Americans do not believe that members of Congress are taking into enough account the opinions of the public, instead voting based on the preferences of campaign donors, wealthy Americans, and lobbyists.

"These results illustrate striking agreement between Republicans and Democrats about how they want government leaders to make decisions and how they believe government has gone off the rails," said Jon Krosnick, professor of communication, political science, and psychology at Stanford University and co-director of the study.

Americans agree that Congress has paid little attention to the president when making decisions, both under President Donald Trump and former President Barack Obama, and approve.

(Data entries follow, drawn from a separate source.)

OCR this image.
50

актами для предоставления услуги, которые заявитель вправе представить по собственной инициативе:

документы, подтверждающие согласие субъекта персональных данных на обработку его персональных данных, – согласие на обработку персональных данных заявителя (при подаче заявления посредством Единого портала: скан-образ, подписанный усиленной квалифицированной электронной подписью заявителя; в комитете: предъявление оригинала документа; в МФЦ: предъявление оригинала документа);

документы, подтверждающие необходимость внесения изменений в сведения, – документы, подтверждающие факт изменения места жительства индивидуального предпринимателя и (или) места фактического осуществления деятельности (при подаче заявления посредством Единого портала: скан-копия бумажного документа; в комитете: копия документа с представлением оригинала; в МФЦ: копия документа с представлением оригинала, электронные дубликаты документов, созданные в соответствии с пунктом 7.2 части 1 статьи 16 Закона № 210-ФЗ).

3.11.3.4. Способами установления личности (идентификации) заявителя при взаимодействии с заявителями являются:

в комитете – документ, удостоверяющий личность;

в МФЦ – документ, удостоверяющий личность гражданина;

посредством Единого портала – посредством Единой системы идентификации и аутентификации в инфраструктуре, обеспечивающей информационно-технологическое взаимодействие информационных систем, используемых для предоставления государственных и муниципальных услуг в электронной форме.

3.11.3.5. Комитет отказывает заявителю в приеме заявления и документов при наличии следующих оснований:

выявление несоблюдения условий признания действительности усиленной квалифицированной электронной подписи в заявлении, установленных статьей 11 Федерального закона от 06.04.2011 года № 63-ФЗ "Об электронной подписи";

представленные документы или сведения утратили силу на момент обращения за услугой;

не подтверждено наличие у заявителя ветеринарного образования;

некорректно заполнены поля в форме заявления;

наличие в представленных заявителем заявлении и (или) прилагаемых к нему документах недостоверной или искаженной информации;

"We have known for some time that the public is not happy with Congress, and we wanted to explore why, going beyond generic explanations such as, 'they are not getting anything done,' said Trevor Tompson, director of The AP-NORC Center. "Large majorities in both parties report lawmakers should pay attention to the majority of Americans but believe lawmakers actually pay attention to donors and elites. Rare in 2018, both self-identified Republicans and Democrats agree."

Key findings include:

More than 6 in 10 Americans said members of Congress should pay a lot of attention to their constituents and the general public, while only 1 in 10 said they should pay a lot of attention to donors and lobbyists.

However, 6 in 10 adults reported that representatives pay a lot of attention to people who donate money to their campaign, while only 2 in 10 believed that representatives pay such attention to the majority of Americans.

Fifty-eight percent of Americans said members of Congress pay a lot of attention to party leaders, but only 18 percent said representatives should pay such attention to party leaders.

The third of Americans most dissatisfied with the congressional decision-making process are more likely to disapprove of Congress (93 percent) than the third of Americans who are less dissatisfied with the process (72 percent).